I’m disturbed by all the folks here who seem to think Gawker should have lost the suit. Public figures are different than other individuals when it comes to these sorts of things. It may not seem fair, but it’s necessary for the health of a free press that there be no precedents for a public figure being able to collect damages from bad press when there is no clear proof of malice.
In case anyone is interested, Bubba The Love Sponge (nee Todd Clem) was/is a DJ/radio personality who got his start in the Tampa Bay area. His shtick is a rip off of Howard Stern, only more trashy and obnoxious. He was infamous in this area for being a “starf*cker” of sorts, always trying to weasel his way into the lives of local celebrities. He spent many years chasing after, then bragging about, his friendship with Hulk Hogan. He is also well known for getting overly dramatic and plotting revenge over perceived hurts to his feefees (the war of words between him and a former protege went on for what seemed like years). There are many people in the area who think the sex tape situation was a set up by him and his wife to damage Hulk’s reputation for some type of slight that Bubba thought had happened.

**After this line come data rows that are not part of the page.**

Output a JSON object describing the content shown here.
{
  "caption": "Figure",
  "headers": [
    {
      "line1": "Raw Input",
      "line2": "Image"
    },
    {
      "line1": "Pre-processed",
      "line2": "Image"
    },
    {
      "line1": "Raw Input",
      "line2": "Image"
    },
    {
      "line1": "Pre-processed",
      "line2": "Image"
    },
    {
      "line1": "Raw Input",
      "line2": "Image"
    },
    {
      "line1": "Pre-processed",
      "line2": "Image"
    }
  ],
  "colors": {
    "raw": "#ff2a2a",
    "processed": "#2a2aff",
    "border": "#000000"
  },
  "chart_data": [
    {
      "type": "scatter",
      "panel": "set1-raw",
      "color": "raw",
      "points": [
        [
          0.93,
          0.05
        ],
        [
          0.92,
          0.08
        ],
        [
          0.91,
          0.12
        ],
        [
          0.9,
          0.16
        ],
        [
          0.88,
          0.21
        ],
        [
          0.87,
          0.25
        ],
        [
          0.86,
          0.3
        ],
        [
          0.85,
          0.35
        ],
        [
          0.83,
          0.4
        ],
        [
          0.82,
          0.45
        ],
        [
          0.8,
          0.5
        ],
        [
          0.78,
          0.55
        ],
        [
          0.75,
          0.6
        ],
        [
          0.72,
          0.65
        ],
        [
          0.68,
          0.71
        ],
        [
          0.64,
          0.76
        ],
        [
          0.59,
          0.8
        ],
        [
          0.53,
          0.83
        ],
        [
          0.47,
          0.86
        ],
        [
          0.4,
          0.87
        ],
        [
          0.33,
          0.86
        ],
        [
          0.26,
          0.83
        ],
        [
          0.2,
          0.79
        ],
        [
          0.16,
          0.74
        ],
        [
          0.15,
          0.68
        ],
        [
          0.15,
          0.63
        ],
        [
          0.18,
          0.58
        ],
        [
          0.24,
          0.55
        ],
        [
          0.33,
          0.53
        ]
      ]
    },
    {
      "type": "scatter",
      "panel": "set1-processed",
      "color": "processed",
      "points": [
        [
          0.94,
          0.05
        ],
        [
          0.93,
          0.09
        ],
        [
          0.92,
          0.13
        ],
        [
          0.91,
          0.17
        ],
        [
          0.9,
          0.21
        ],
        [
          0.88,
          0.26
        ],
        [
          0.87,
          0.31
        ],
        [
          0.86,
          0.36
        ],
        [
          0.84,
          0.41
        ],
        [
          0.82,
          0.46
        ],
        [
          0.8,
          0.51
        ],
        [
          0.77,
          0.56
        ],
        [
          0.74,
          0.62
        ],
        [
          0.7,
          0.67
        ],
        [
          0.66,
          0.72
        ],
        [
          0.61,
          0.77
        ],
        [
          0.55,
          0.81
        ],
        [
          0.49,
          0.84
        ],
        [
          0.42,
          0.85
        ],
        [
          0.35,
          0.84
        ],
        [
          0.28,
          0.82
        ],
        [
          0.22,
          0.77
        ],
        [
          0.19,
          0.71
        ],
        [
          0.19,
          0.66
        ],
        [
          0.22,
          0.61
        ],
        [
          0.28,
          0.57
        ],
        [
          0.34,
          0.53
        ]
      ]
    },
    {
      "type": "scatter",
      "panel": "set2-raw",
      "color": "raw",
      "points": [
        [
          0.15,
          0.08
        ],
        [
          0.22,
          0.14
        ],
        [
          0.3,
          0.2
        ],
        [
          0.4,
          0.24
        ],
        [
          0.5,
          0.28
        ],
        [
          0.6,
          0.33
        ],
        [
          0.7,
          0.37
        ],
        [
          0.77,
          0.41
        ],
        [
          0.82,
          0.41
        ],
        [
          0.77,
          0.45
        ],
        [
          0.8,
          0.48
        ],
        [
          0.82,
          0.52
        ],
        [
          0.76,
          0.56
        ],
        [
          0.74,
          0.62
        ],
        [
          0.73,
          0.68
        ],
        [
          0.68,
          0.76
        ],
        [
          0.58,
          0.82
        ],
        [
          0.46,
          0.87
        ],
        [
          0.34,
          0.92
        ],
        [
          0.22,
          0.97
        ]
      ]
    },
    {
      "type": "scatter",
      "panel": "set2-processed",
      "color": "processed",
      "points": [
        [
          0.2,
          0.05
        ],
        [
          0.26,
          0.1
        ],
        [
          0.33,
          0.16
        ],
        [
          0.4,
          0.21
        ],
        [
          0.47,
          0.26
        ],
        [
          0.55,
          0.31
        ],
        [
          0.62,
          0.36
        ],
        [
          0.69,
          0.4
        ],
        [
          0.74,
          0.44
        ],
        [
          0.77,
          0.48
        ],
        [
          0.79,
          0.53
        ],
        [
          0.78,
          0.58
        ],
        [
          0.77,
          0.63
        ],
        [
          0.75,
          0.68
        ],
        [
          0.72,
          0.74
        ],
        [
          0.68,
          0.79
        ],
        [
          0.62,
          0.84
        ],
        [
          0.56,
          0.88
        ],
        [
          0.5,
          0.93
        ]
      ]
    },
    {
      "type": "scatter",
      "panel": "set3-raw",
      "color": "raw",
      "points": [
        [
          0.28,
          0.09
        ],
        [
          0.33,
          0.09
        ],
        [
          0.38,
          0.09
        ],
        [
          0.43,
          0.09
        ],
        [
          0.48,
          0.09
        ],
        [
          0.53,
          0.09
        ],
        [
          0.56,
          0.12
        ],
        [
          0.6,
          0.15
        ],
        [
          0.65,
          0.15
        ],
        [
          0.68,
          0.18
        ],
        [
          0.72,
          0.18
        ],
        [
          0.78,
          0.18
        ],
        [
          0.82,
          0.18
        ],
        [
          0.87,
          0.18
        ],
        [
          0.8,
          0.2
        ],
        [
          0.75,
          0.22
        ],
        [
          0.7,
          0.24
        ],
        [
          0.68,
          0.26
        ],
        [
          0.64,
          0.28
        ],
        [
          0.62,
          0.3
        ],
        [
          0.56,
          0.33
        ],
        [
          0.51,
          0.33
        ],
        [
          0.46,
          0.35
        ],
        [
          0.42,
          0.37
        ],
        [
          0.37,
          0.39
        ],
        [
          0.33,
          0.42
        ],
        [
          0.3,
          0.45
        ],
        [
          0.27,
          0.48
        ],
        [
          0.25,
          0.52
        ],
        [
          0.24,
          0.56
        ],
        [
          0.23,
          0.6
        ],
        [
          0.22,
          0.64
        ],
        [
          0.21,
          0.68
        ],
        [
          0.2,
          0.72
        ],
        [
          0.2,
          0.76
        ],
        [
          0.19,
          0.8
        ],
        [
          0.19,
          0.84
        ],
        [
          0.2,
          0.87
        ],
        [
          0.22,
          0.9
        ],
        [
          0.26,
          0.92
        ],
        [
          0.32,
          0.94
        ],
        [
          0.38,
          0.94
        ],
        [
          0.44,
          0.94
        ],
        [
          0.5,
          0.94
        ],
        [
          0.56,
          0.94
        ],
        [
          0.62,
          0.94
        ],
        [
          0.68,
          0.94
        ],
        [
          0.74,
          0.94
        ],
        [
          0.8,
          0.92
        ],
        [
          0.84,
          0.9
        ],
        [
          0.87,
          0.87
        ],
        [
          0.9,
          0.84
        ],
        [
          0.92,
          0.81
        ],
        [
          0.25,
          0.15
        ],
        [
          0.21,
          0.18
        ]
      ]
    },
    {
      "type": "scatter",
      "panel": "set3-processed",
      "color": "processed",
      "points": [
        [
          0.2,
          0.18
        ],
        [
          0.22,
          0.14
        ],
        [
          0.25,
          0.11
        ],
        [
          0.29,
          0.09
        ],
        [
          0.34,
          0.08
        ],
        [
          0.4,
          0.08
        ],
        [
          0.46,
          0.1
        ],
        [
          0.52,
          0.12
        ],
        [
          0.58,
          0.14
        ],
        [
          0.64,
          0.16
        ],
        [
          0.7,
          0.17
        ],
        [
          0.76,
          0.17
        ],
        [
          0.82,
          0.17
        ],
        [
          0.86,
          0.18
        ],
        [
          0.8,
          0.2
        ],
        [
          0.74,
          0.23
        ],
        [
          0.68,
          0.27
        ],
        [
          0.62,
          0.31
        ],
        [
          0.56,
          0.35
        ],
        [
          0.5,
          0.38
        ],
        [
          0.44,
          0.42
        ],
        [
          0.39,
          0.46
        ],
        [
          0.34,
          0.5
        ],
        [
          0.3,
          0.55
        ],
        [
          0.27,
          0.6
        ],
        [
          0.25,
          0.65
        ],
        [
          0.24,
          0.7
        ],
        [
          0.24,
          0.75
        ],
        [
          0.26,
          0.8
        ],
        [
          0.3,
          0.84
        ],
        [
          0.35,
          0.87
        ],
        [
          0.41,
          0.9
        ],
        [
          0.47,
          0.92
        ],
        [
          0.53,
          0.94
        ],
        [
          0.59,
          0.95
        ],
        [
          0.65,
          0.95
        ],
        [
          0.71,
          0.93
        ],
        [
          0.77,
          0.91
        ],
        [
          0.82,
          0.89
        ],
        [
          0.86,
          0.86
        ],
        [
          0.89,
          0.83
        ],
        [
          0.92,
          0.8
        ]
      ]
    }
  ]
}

Bubba is also about 100 times more sexist and misogynistic than Howard Stern has ever been. He’s a grotesque piece of work.
Come on, guys, even public figures have the right to not have people publicly post videos of them fucking. That’s not journalism. Unless you think JLaw’s nudes were also something the public has a right to know about?
The “being a public figure means you cede all right to privacy” argument seems pretty skeevy to me.